Ungrateful Bastard: Even when thanking Blair (to an extent) for saving him, he brings up Blair's failure to save the Tiger's Claw.
Ralgha "Hobbes" nar Hhallas
A defector from the Kilrathi empire, Ralgha nar Hhallas joins the Confederation and is even accepted into the Space Forces, eventually achieving the rank of Colonel. Of course, since he's a Cat, a lot of people mistrust him; as such it doesn't hurt him to be loyal to Blair despite his disgrace in the second game, but since the Kilrathi are a Proud Warrior Race, Hobbes' trust means something. In the third game he gets an even bigger role.

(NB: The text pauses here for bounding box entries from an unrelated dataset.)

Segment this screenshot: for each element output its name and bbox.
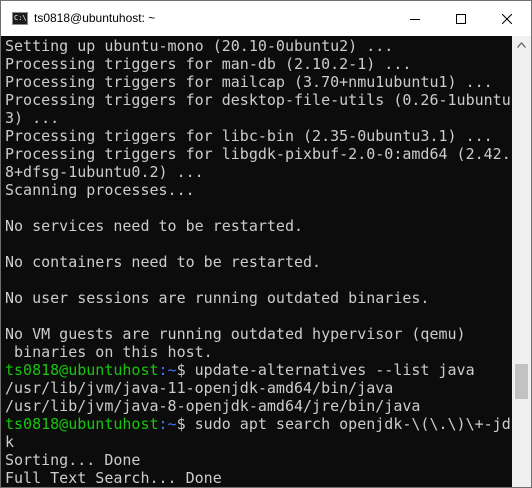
output-line: binaries on this host. (5, 343, 213, 361)
prompt-line: ts0818@ubuntuhost:~$ update-alternatives… (5, 361, 511, 379)
output-line: Setting up ubuntu-mono (20.10-0ubuntu2) … (5, 37, 394, 55)
prompt-user-host: ts0818@ubuntuhost (5, 361, 159, 379)
output-line: Full Text Search... Done (5, 469, 222, 487)
terminal-window: C:\ ts0818@ubuntuhost: ~ Setting up ubun… (0, 0, 532, 488)
window-title: ts0818@ubuntuhost: ~ (34, 11, 156, 25)
command-text: sudo apt search openjdk-\(\.\)\+-jd (194, 415, 511, 433)
output-line: Processing triggers for libgdk-pixbuf-2.… (5, 145, 511, 163)
output-line: No containers need to be restarted. (5, 253, 322, 271)
command-wrap-line: k (5, 433, 15, 451)
prompt-symbol: $ (176, 361, 195, 379)
vertical-scrollbar[interactable] (512, 36, 531, 487)
output-line: No VM guests are running outdated hyperv… (5, 325, 466, 343)
output-line: No services need to be restarted. (5, 217, 304, 235)
scrollbar-thumb[interactable] (515, 364, 528, 399)
scroll-up-button[interactable] (512, 36, 531, 53)
maximize-button[interactable] (438, 1, 484, 36)
output-line: 3) ... (5, 109, 60, 127)
command-text: update-alternatives --list java (194, 361, 475, 379)
output-line: Sorting... Done (5, 451, 141, 469)
output-line: No user sessions are running outdated bi… (5, 289, 430, 307)
maximize-icon (456, 13, 466, 24)
minimize-icon (410, 18, 420, 20)
output-line: Scanning processes... (5, 181, 195, 199)
close-icon (502, 13, 512, 24)
prompt-path: :~ (158, 415, 177, 433)
output-line: Processing triggers for desktop-file-uti… (5, 91, 511, 109)
title-bar[interactable]: C:\ ts0818@ubuntuhost: ~ (1, 1, 531, 36)
prompt-line: ts0818@ubuntuhost:~$ sudo apt search ope… (5, 415, 511, 433)
prompt-path: :~ (158, 361, 177, 379)
minimize-button[interactable] (392, 1, 438, 36)
output-line: Processing triggers for man-db (2.10.2-1… (5, 55, 412, 73)
terminal-console[interactable]: Setting up ubuntu-mono (20.10-0ubuntu2) … (1, 36, 512, 487)
output-line: Processing triggers for mailcap (3.70+nm… (5, 73, 493, 91)
close-button[interactable] (484, 1, 530, 36)
output-line: 8+dfsg-1ubuntu0.2) ... (5, 163, 204, 181)
terminal-output: Setting up ubuntu-mono (20.10-0ubuntu2) … (5, 37, 511, 487)
output-line: /usr/lib/jvm/java-11-openjdk-amd64/bin/j… (5, 379, 394, 397)
chevron-up-icon (517, 41, 526, 48)
output-line: Processing triggers for libc-bin (2.35-0… (5, 127, 493, 145)
prompt-symbol: $ (176, 415, 195, 433)
output-line: /usr/lib/jvm/java-8-openjdk-amd64/jre/bi… (5, 397, 421, 415)
console-app-icon[interactable]: C:\ (12, 12, 28, 25)
prompt-user-host: ts0818@ubuntuhost (5, 415, 159, 433)
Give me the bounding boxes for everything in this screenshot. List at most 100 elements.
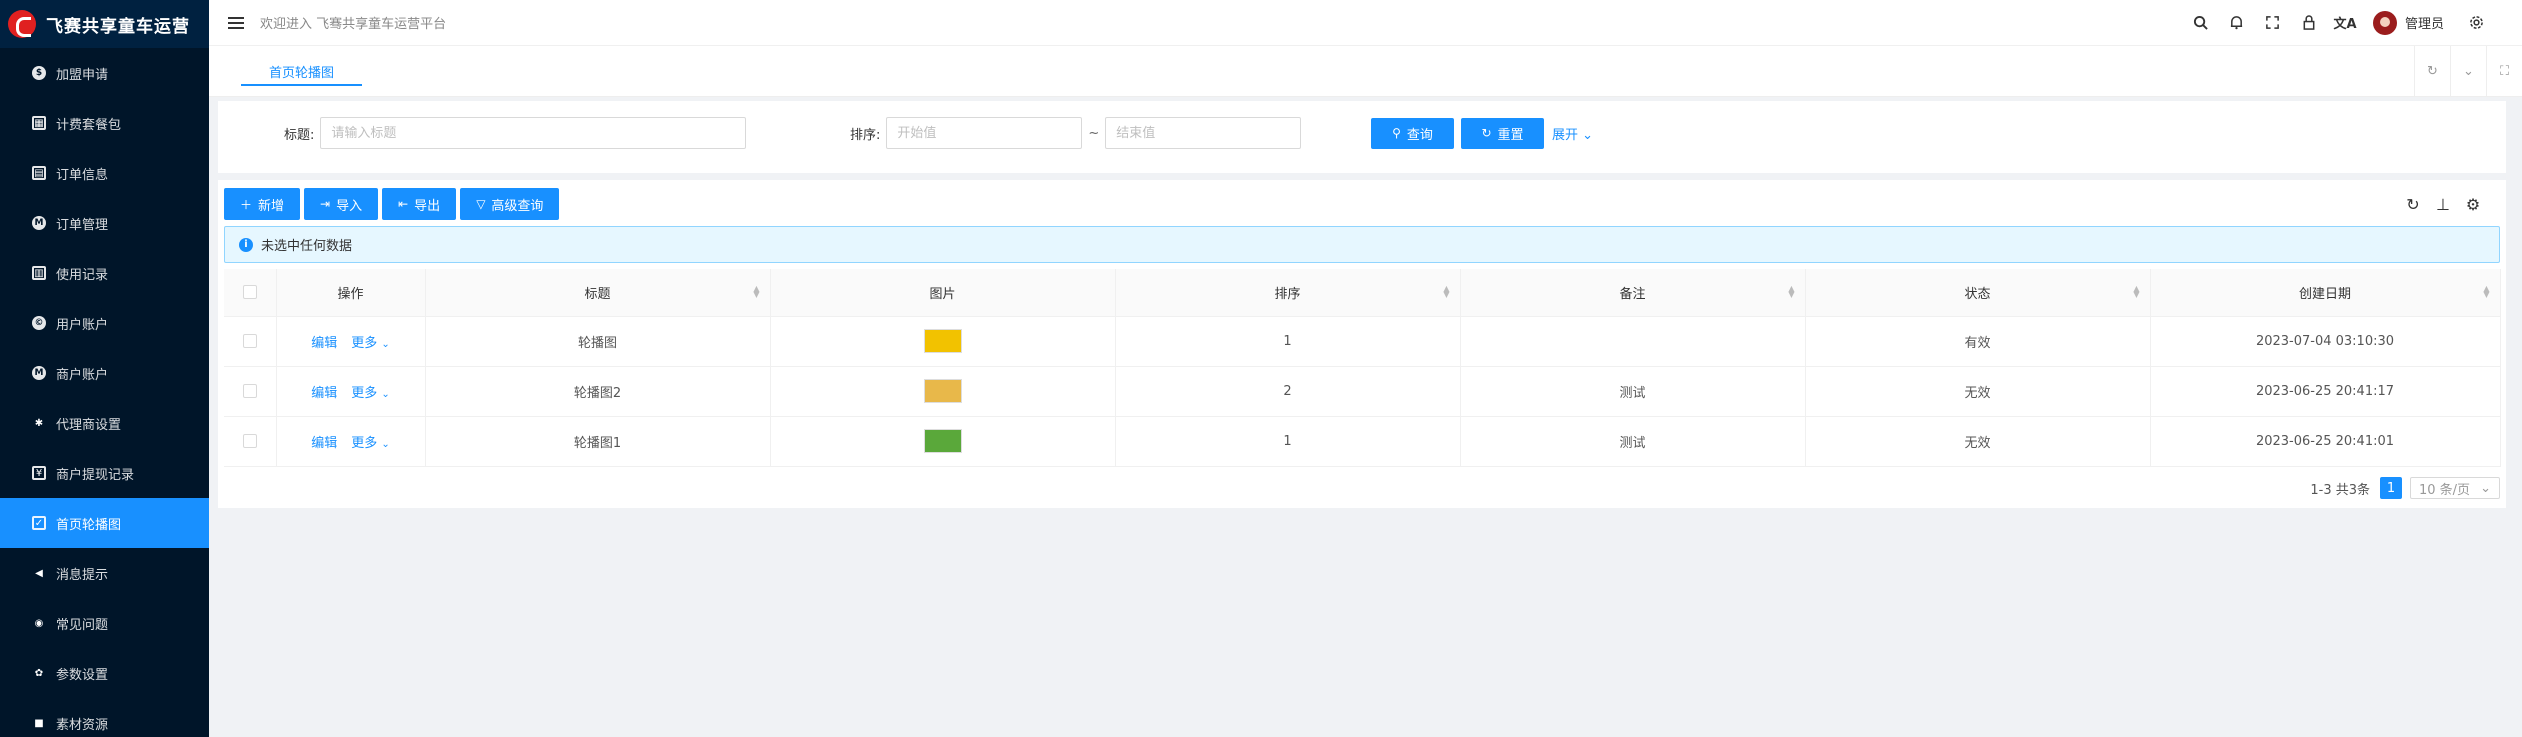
table-row: 编辑 更多 ⌄ 轮播图 1 有效 2023-07-04 03:10:30	[224, 316, 2501, 367]
row-actions: 编辑 更多 ⌄	[276, 316, 426, 367]
cell-created: 2023-06-25 20:41:17	[2150, 366, 2501, 417]
row-checkbox[interactable]	[224, 416, 277, 467]
edit-link[interactable]: 编辑	[311, 336, 337, 351]
import-button[interactable]: ⇥ 导入	[304, 188, 379, 220]
sidebar-item-0[interactable]: $ 加盟申请	[0, 48, 209, 98]
translate-icon[interactable]: 文A	[2327, 0, 2363, 46]
sidebar-item-1[interactable]: ▦ 计费套餐包	[0, 98, 209, 148]
withdraw-icon: ¥	[32, 466, 46, 480]
expand-icon[interactable]: ⛶	[2486, 46, 2522, 97]
query-button[interactable]: ⚲ 查询	[1371, 117, 1454, 149]
advanced-query-button[interactable]: ▽ 高级查询	[460, 188, 560, 220]
select-all-checkbox[interactable]	[224, 269, 277, 317]
fullscreen-icon[interactable]	[2255, 0, 2291, 46]
sidebar-item-10[interactable]: ◀ 消息提示	[0, 548, 209, 598]
refresh-icon[interactable]: ↻	[2398, 195, 2428, 214]
table-header-row: 操作 标题 ▲ ▼ 图片 排序 ▲ ▼ 备注 ▲ ▼ 状态 ▲ ▼ 创建日期 ▲ ▼	[224, 269, 2501, 317]
pagination-total: 1-3 共3条	[2310, 482, 2370, 498]
sort-icon[interactable]: ▲ ▼	[2483, 285, 2489, 299]
table-row: 编辑 更多 ⌄ 轮播图1 1 测试 无效 2023-06-25 20:41:01	[224, 416, 2501, 467]
gear-icon[interactable]	[2458, 0, 2494, 46]
sidebar-item-9[interactable]: ✓ 首页轮播图	[0, 498, 209, 548]
col-header-remark[interactable]: 备注 ▲ ▼	[1460, 269, 1806, 317]
chevron-down-icon[interactable]: ⌄	[2450, 46, 2486, 97]
export-button[interactable]: ⇤ 导出	[382, 188, 457, 220]
col-header-title-label: 标题	[584, 286, 611, 302]
sort-end-input[interactable]	[1105, 117, 1302, 149]
cell-created: 2023-07-04 03:10:30	[2150, 316, 2501, 367]
title-input[interactable]	[320, 117, 747, 149]
sort-icon[interactable]: ▲ ▼	[1788, 285, 1794, 299]
page-size-select[interactable]: 10 条/页 ⌄	[2410, 477, 2500, 499]
more-link[interactable]: 更多 ⌄	[351, 336, 390, 351]
cell-image	[770, 416, 1116, 467]
carousel-thumbnail[interactable]	[923, 429, 962, 453]
col-header-sort-label: 排序	[1274, 286, 1301, 302]
more-link[interactable]: 更多 ⌄	[351, 386, 390, 401]
chevron-down-icon: ⌄	[381, 388, 390, 400]
more-link[interactable]: 更多 ⌄	[351, 436, 390, 451]
import-icon: ⇥	[320, 197, 331, 211]
sidebar-item-12[interactable]: ✿ 参数设置	[0, 648, 209, 698]
reload-icon[interactable]: ↻	[2414, 46, 2450, 97]
sidebar-item-label: 首页轮播图	[56, 517, 122, 533]
search-icon[interactable]	[2183, 0, 2219, 46]
eye-icon: ◉	[34, 617, 44, 629]
sort-icon[interactable]: ▲ ▼	[753, 285, 759, 299]
col-header-created[interactable]: 创建日期 ▲ ▼	[2150, 269, 2501, 317]
row-checkbox[interactable]	[224, 316, 277, 367]
column-height-icon[interactable]: ⊥	[2428, 195, 2458, 214]
table-row: 编辑 更多 ⌄ 轮播图2 2 测试 无效 2023-06-25 20:41:17	[224, 366, 2501, 417]
page-scrollbar[interactable]	[2508, 97, 2522, 737]
edit-link[interactable]: 编辑	[311, 386, 337, 401]
merchant-circle-icon: M	[32, 366, 46, 380]
reset-button-label: 重置	[1497, 127, 1524, 143]
cell-status: 有效	[1805, 316, 2151, 367]
menu-fold-icon[interactable]	[228, 14, 244, 32]
advanced-query-label: 高级查询	[491, 198, 544, 214]
sidebar-item-7[interactable]: ✱ 代理商设置	[0, 398, 209, 448]
edit-link[interactable]: 编辑	[311, 436, 337, 451]
sidebar-item-2[interactable]: ▤ 订单信息	[0, 148, 209, 198]
search-form: 标题: 排序: ~ ⚲ 查询 ↻ 重置 展开 ⌄	[218, 101, 2506, 173]
dollar-circle-icon: $	[32, 66, 46, 80]
col-header-status[interactable]: 状态 ▲ ▼	[1805, 269, 2151, 317]
sort-icon[interactable]: ▲ ▼	[1443, 285, 1449, 299]
sidebar-item-label: 参数设置	[56, 667, 109, 683]
sidebar-item-11[interactable]: ◉ 常见问题	[0, 598, 209, 648]
tab-home-carousel[interactable]: 首页轮播图	[241, 58, 363, 86]
carousel-thumbnail[interactable]	[923, 379, 962, 403]
username[interactable]: 管理员	[2405, 13, 2444, 32]
sort-icon[interactable]: ▲ ▼	[2133, 285, 2139, 299]
col-header-remark-label: 备注	[1619, 286, 1646, 302]
gear-icon[interactable]: ⚙	[2458, 195, 2488, 214]
sidebar-item-4[interactable]: ▥ 使用记录	[0, 248, 209, 298]
add-button[interactable]: ＋ 新增	[224, 188, 301, 220]
android-icon: ✱	[34, 417, 44, 429]
lock-icon[interactable]	[2291, 0, 2327, 46]
expand-link[interactable]: 展开 ⌄	[1552, 124, 1593, 143]
reset-button[interactable]: ↻ 重置	[1461, 117, 1544, 149]
welcome-text: 欢迎进入 飞骞共享童车运营平台	[260, 17, 447, 32]
selection-alert: i 未选中任何数据	[224, 226, 2500, 263]
app-logo[interactable]: 飞赛共享童车运营	[0, 0, 209, 48]
carousel-thumbnail[interactable]	[923, 329, 962, 353]
sort-start-input[interactable]	[886, 117, 1083, 149]
sidebar-item-13[interactable]: ■ 素材资源	[0, 698, 209, 737]
carousel-icon: ✓	[32, 516, 46, 530]
avatar[interactable]	[2372, 10, 2397, 35]
sidebar-item-6[interactable]: M 商户账户	[0, 348, 209, 398]
col-header-sort[interactable]: 排序 ▲ ▼	[1115, 269, 1461, 317]
row-checkbox[interactable]	[224, 366, 277, 417]
sidebar-item-3[interactable]: M 订单管理	[0, 198, 209, 248]
sidebar-item-8[interactable]: ¥ 商户提现记录	[0, 448, 209, 498]
info-icon: i	[239, 237, 253, 252]
sidebar-item-label: 素材资源	[56, 717, 109, 733]
chevron-down-icon: ⌄	[381, 438, 390, 450]
sidebar-item-label: 订单信息	[56, 167, 109, 183]
col-header-title[interactable]: 标题 ▲ ▼	[425, 269, 771, 317]
app-title: 飞赛共享童车运营	[46, 16, 190, 37]
sidebar-item-5[interactable]: © 用户账户	[0, 298, 209, 348]
page-1-button[interactable]: 1	[2380, 477, 2402, 499]
bell-icon[interactable]	[2219, 0, 2255, 46]
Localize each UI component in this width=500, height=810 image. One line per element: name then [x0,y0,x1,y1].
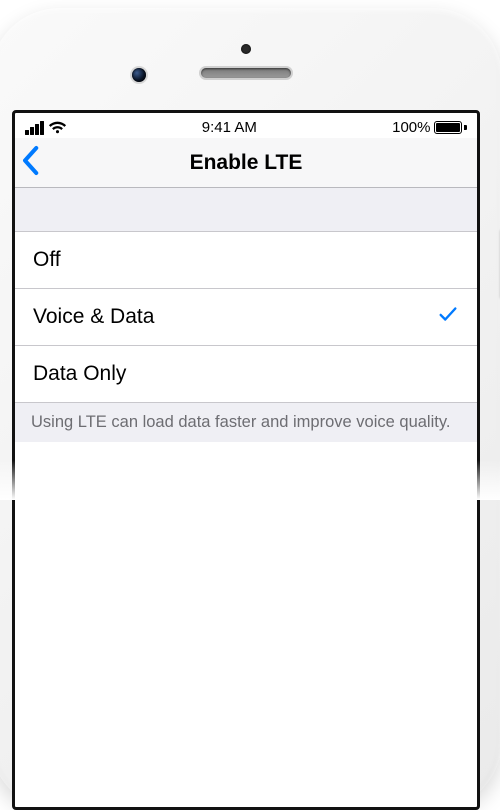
status-time: 9:41 AM [202,119,257,136]
battery-icon [434,121,467,134]
section-footer: Using LTE can load data faster and impro… [15,403,477,442]
battery-percentage: 100% [392,119,430,136]
option-label: Data Only [33,362,126,386]
settings-content: Off Voice & Data Data Only Using LTE can… [15,188,477,442]
option-voice-and-data[interactable]: Voice & Data [15,289,477,346]
front-camera [132,68,146,82]
cell-signal-icon [25,121,44,135]
checkmark-icon [437,303,459,331]
status-bar: 9:41 AM 100% [15,113,477,138]
page-title: Enable LTE [190,151,303,175]
option-data-only[interactable]: Data Only [15,346,477,403]
screen: 9:41 AM 100% Enable LTE Off [12,110,480,810]
wifi-icon [48,121,67,135]
nav-bar: Enable LTE [15,138,477,188]
option-off[interactable]: Off [15,232,477,289]
device-bezel-top [12,30,480,110]
group-spacer [15,188,477,232]
option-label: Off [33,248,61,272]
option-label: Voice & Data [33,305,154,329]
earpiece-speaker [201,68,291,78]
phone-frame: 9:41 AM 100% Enable LTE Off [0,8,500,810]
chevron-left-icon [21,145,39,175]
proximity-sensor [241,44,251,54]
back-button[interactable] [21,145,39,180]
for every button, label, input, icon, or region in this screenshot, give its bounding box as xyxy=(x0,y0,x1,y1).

Worthy Opponent: After being outed, leaves behind a recording for Blair indicating his respect for him and regret that, in order to remain loyal to the Kilrathi, he must betray him.
Prince Thrakhath nar Kiranka
The Darth Vader of the franchise, Thrakhath is Crown Prince of the Kilrathi Empire and the favorite grandson of The Emperor. He and Blair tangle quite frequently over the course of the franchise, and it is he who bestows on Blair his Kilrathi warrior name, "The Heart of the Tiger."
Blunt Yes: Declares that not only does he question Thrakhath's orders, but he also doesn't think he should still be in charge after his failure.
The Starscream: Betrays Thrakhath in Special Ops 1, leading to his capture by Paladin and Blair.
Thrakhath's toady—you know how every villain needs to have someone to talk to, in order to have Character Development? That's Melek, Prince Thrakhath's senior adviser. After the destruction of Kilrah, he assumes control of the Empire and formally surrenders to Blair; he returns in the fourth game in much the same office.
Friendly Enemies: with Blair, whom he considers a Worthy Opponent. Some Kilrathi certainly go on feeling the shame of losing to the "hairless apes," but Melek is not one of them.
You Are in Command Now: With the death of the immediate royal family, Melek takes the reins of the Kilrathi Empire... only to wind up in a seven-way Enemy Civil War with other Kilrathi nobles and warlords who lay claim to the imperial throne.